Unter normalen Umständen werden die Menschen für das, was sie tun, verantwortlich gemacht, oder? Ich wurde sowohl dafür bestraft, dass ich den Staat als “störend” bezeichnet habe, als auch dafür, dass ich keine “tröstlichen” Nachrichten geschrieben habe.
Die Polizisten, die zu Beginn Ermittlungen durchführten, wurden höchstwahrscheinlich befördert. Man könnte meinen, wie seien alle gütige Engel…
Einige Monate nach meiner Verurteilung sagte das AKP-Regime, um sich von den Ausgangssperren und unverhältnismäßigen Gewalt- und Rechtsverletzungen in kurdischen Städten frei zu sprechen: “Die Generäle von Fetö2haben dies absichtlich getan, um die Menschen und den Staat gegeneinander auszuspielen.” Aber ich wurde wegen meiner Berichte und der “Mitgliedschaft in einer terroristischen Organisation” verurteilt. Was war das dann? Die Gerichte konnten es jedoch nicht vermeiden, ein “Gütesiegel” für diese gegen uns begangenen Gräueltaten zu sein.
Außerdem bin ich noch kein einziges Mal physisch vor einen Richter gebracht worden. Die EMRK akzeptiert dies als unbestreitbare Verletzung von Rechten, es gibt Dutzende von Präzedenzfällen. Die einzelnen Anträge unserer Anwälte an das Verfassungsgericht und die EMRK in Bezug auf eindeutige Rechtsverletzungen zum Beispiel am Tag des Verfahrens wurden ausgesetzt. Ich denke, diese hohen Richter lieben es, den Vogel Strauß zu spielen!

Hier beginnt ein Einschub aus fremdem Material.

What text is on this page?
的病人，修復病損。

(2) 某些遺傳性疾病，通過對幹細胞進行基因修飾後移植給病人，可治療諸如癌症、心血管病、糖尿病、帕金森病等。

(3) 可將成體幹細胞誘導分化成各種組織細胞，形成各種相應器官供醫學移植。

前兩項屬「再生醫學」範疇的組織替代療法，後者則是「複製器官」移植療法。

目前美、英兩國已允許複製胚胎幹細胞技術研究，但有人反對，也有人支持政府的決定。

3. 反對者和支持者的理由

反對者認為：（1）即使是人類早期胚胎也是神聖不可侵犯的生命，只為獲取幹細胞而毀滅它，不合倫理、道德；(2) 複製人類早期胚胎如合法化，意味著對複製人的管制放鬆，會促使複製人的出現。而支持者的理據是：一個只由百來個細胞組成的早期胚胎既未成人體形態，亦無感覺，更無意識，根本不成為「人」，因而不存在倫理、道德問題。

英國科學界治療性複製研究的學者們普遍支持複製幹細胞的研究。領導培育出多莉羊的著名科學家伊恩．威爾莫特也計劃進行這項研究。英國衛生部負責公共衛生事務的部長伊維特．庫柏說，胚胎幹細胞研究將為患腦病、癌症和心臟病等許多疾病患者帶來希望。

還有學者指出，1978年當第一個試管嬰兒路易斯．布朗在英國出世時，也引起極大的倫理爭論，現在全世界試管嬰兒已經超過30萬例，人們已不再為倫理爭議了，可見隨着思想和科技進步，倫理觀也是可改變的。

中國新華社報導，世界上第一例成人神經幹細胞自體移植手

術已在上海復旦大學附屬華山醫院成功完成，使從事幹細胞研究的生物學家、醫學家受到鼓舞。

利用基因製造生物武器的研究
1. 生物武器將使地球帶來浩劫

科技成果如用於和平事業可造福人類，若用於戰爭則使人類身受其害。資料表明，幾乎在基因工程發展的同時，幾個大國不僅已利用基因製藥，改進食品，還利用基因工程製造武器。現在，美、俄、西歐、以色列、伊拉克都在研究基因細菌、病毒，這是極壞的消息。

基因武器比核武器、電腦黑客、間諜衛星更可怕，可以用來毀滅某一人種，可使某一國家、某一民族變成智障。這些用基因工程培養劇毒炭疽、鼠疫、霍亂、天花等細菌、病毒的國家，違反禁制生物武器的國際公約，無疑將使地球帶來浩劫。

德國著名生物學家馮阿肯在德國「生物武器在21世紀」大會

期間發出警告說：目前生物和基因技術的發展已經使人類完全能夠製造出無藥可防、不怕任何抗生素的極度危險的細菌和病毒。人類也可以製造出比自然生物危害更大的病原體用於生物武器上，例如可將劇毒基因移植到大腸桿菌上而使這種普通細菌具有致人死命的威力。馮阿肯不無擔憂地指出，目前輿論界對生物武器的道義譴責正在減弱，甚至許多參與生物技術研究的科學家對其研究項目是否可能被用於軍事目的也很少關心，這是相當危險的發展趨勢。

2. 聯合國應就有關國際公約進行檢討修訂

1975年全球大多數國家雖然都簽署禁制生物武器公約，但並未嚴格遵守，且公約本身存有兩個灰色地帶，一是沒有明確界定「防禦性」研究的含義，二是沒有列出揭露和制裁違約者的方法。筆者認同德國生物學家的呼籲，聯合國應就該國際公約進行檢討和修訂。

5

Ich geniere mich meine Geschichte zu erzählen. Aber man hört nichts von niemandem, weder von den Behörden und vor allem vom Verfassungsgericht. Ich kann mich noch glücklich schätzen, dass ich imstande bin darüber zu schreiben. Es gibt so viele Menschen, die keine Möglichkeiten haben sich Gehör zu verschaffen, und im übertragenen Sinne mit Stiefelabdrücken auf dem Rücken hinter Gefängnismauern… Ich zögere, die eigene Geschichte zu erzählen, ich empfinde Scham.
Meine Bitte an Sie ist, lesen Sie diesen offenen Brief “stellvertretend für die Briefe vieler Gefangener”. Dann könnte es im Rahmen dieser Geschichte “Gerechtigkeit für alle” geben.
Dieser bescheidene Stift sagt das, schreibt das. Dieser Brief ist nicht damit Sie antworten, sondern damit Sie wissen …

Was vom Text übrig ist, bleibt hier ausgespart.